Burundi: First Polio Outbreak in 30 Years

Burundi, a landlocked east-African country, has declared its first polio outbreak in 30 years. The outbreak was confirmed after a four-year-old child in the Isale district of western Burundi, along with two other children he was in contact with, were diagnosed with vaccine-linked polio. Additionally, poliovirus type 2 was detected in five samples from environmental surveillance of wastewater from the region.

Poliovirus type 2: a weakened strain of the virus contained in the oral polio vaccine

Poliovirus type 2 is a weakened strain of the virus contained in the oral polio vaccine. The virus can circulate among under-immunised populations for a long time, leading to vaccine-linked infections. The WHO has noted that the type 2 infection can cause acute flaccid paralysis in children, which is characterized by the acute onset of weakness or paralysis with reduced muscle tone.
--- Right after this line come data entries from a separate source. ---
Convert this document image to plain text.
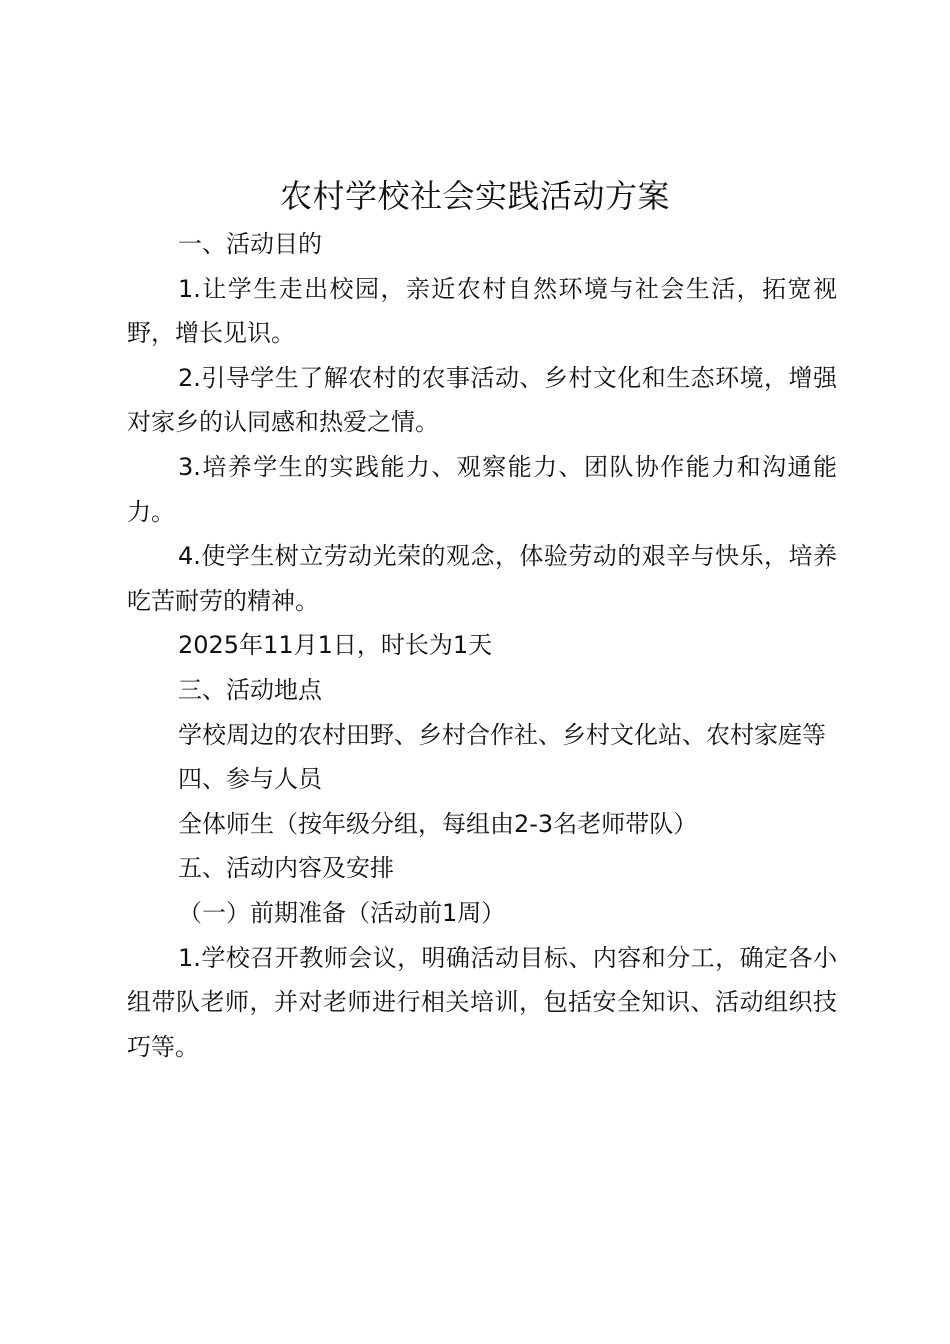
农村学校社会实践活动方案

一、活动目的

1.让学生走出校园，亲近农村自然环境与社会生活，拓宽视野，增长见识。

2.引导学生了解农村的农事活动、乡村文化和生态环境，增强对家乡的认同感和热爱之情。

3.培养学生的实践能力、观察能力、团队协作能力和沟通能力。

4.使学生树立劳动光荣的观念，体验劳动的艰辛与快乐，培养吃苦耐劳的精神。

2025年11月1日，时长为1天

三、活动地点

学校周边的农村田野、乡村合作社、乡村文化站、农村家庭等

四、参与人员

全体师生（按年级分组，每组由2-3名老师带队）

五、活动内容及安排

（一）前期准备（活动前1周）

1.学校召开教师会议，明确活动目标、内容和分工，确定各小组带队老师，并对老师进行相关培训，包括安全知识、活动组织技巧等。
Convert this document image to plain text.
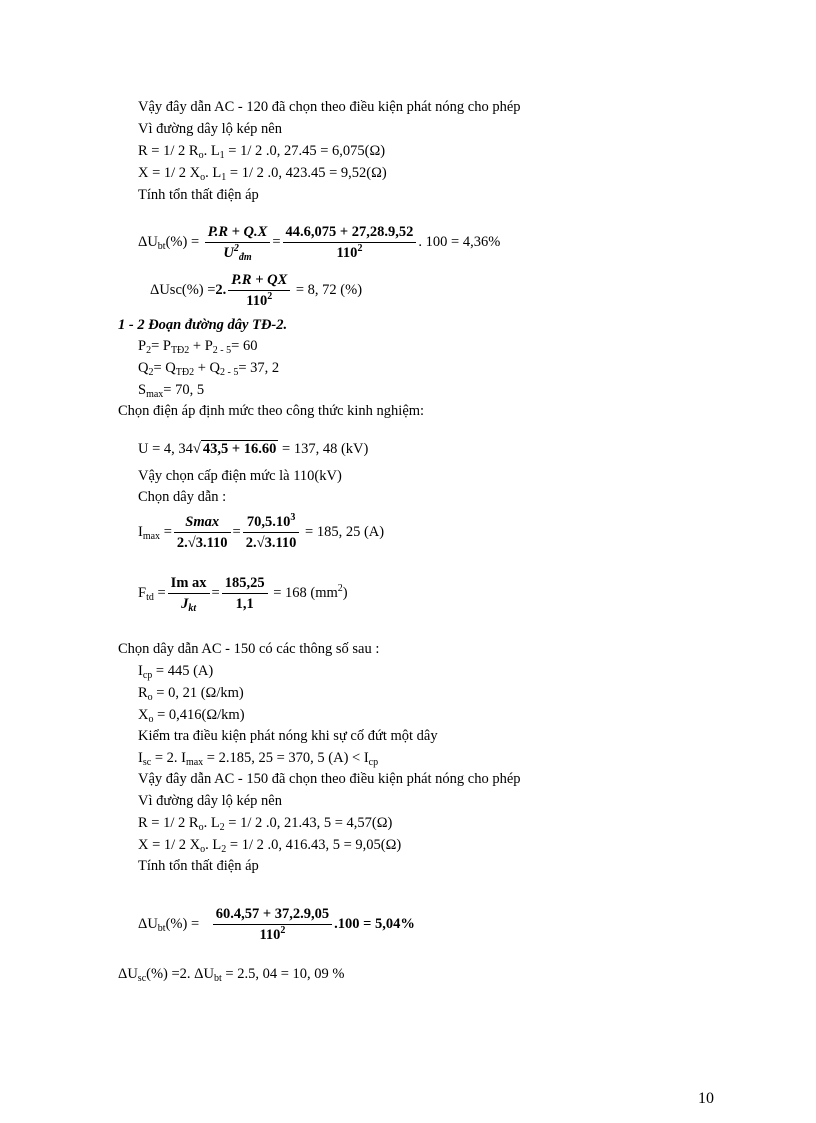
Vậy đây dẫn AC - 120 đã chọn theo điều kiện phát nóng cho phép
Vì đường dây lộ kép nên
R = 1/ 2 $R_o$. $L_1 = 1/$ 2 .0, 27.45 = 6,075(Ω)
X = 1/ 2 $X_o$. $L_1 = 1/$ 2 .0, 423.45 = 9,52(Ω)
Tính tổn thất điện áp
$\Delta U_{bt}(\%) = \frac{P.R + Q.X}{U^2_{đm}} = \frac{44.6,075 + 27,28.9,52}{110^2}$ . 100 = 4,36%
ΔUsc(%) =2. $\frac{P.R + QX}{110^2} = 8$, 72 (%)
1 - 2 Đoạn đường dây TĐ-2.
$P_2= P_{TĐ2} + P_{2 - 5}= 60$
$Q_2= Q_{TĐ2} + Q_{2 - 5}= 37$, 2
$S_{max}= 70$, 5
Chọn điện áp định mức theo công thức kinh nghiệm:
U = 4, 34√ 43,5 + 16.60 = 137, 48 (kV)
Vậy chọn cấp điện mức là 110(kV)
Chọn dây dẫn :
$I_{max} = \frac{Smax}{2.√3.110} = \frac{70,5.10^3}{2.√3.110} = 185$, 25 (A)
$F_{td} = \frac{\text{Im ax}}{J_{kt}} = \frac{185,25}{1,1} = 168$ $(mm^2)$
Chọn dây dẫn AC - 150 có các thông số sau :
$I_{cp} = 445$ (A)
$R_o = 0$, 21 (Ω/km)
$X_o = 0,416(\Omega/km)$
Kiểm tra điều kiện phát nóng khi sự cố đứt một dây
$I_{sc} = 2$. $I_{max} = 2.185$, 25 = 370, 5 $(A) < I_{cp}$
Vậy đây dẫn AC - 150 đã chọn theo điều kiện phát nóng cho phép
Vì đường dây lộ kép nên
R = 1/ 2 $R_o$. $L_2 = 1/$ 2 .0, 21.43, 5 = 4,57(Ω)
X = 1/ 2 $X_o$. $L_2 = 1/$ 2 .0, 416.43, 5 = 9,05(Ω)
Tính tổn thất điện áp
$\Delta U_{bt}(\%) = \frac{60.4,57 + 37,2.9,05}{110^2} .100 = 5,04\%$
$\Delta U_{sc}(\%) =2$. $\Delta U_{bt} = 2.5$, 04 = 10, 09 %
10
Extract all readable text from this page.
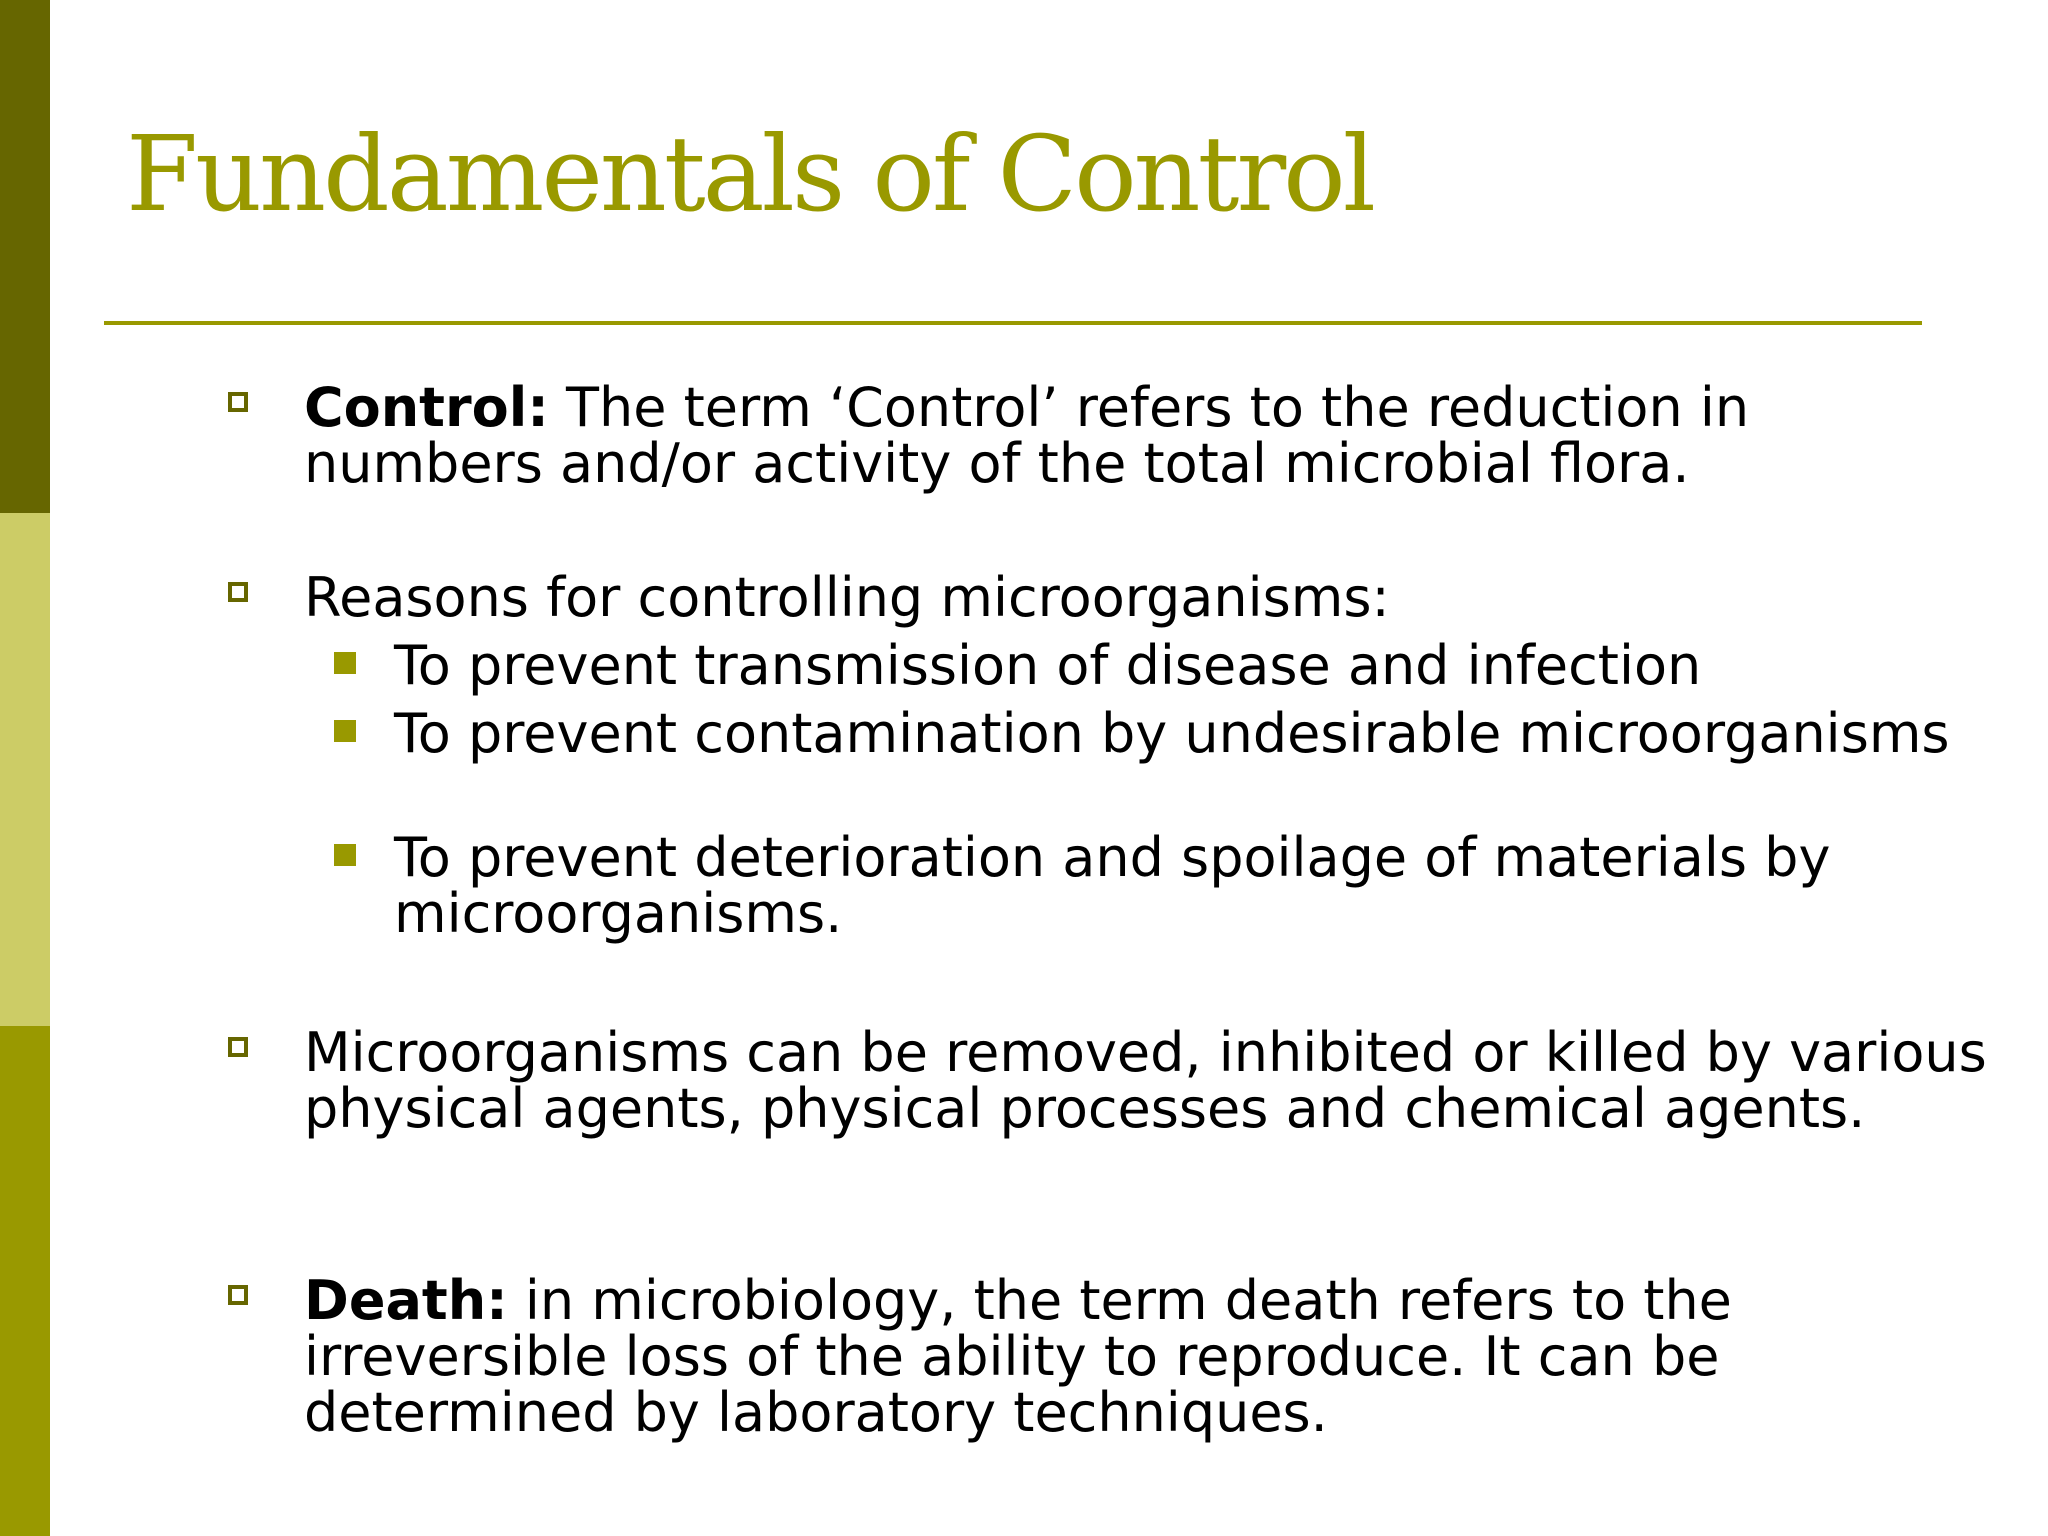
Fundamentals of Control
Control: The term ‘Control’ refers to the reduction in numbers and/or activity of the total microbial flora.
Reasons for controlling microorganisms:
To prevent transmission of disease and infection
To prevent contamination by undesirable microorganisms
To prevent deterioration and spoilage of materials by microorganisms.
Microorganisms can be removed, inhibited or killed by various physical agents, physical processes and chemical agents.
Death: in microbiology, the term death refers to the irreversible loss of the ability to reproduce. It can be determined by laboratory techniques.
Low immunity and prevalence of poliovirus type 2 in Africa

Burundi’s last vaccination drive against polio was in 2016, and the country’s immunity against the virus is considered to be very low. The WHO has also reported that circulating poliovirus type 2 is the most prevalent form of polio in Africa, with more than 400 cases reported in 14 countries in 2022.

Burundian government’s response

The Burundian government is planning a polio vaccine campaign in the coming weeks for children up to 7 years of age, and is also collecting more samples and considering the idea of opening more environmental surveillance sites for stronger monitoring.

Safety and efficacy concerns of the oral polio vaccine

While the four-dose vaccine is the best protection against polio, the oral vaccine can cause the disease in about two to four children per 2 million doses. In recent years, the oral polio vaccine has caused more cases of polio than the wild polio virus, leading to concerns about the safety and efficacy of the vaccine.

The need for timely action in protecting children

There is no treatment for polio, which mostly affects children under the age of five. The WHO has lauded the Burundian government for its effective disease surveillance, and stressed that timely action is critical in protecting children through effective vaccination.

Vaccine-derived polio outbreak in Democratic Republic of Congo

In addition to Burundi, the vaccine-linked polio virus has also been found in six children in the Democratic Republic of Congo’s eastern Tanganyika and South Kivu provinces. The global spread of vaccine-derived polio is still considered a high risk by the WHO, and the organization has emphasized the need for continued efforts to eradicate the disease.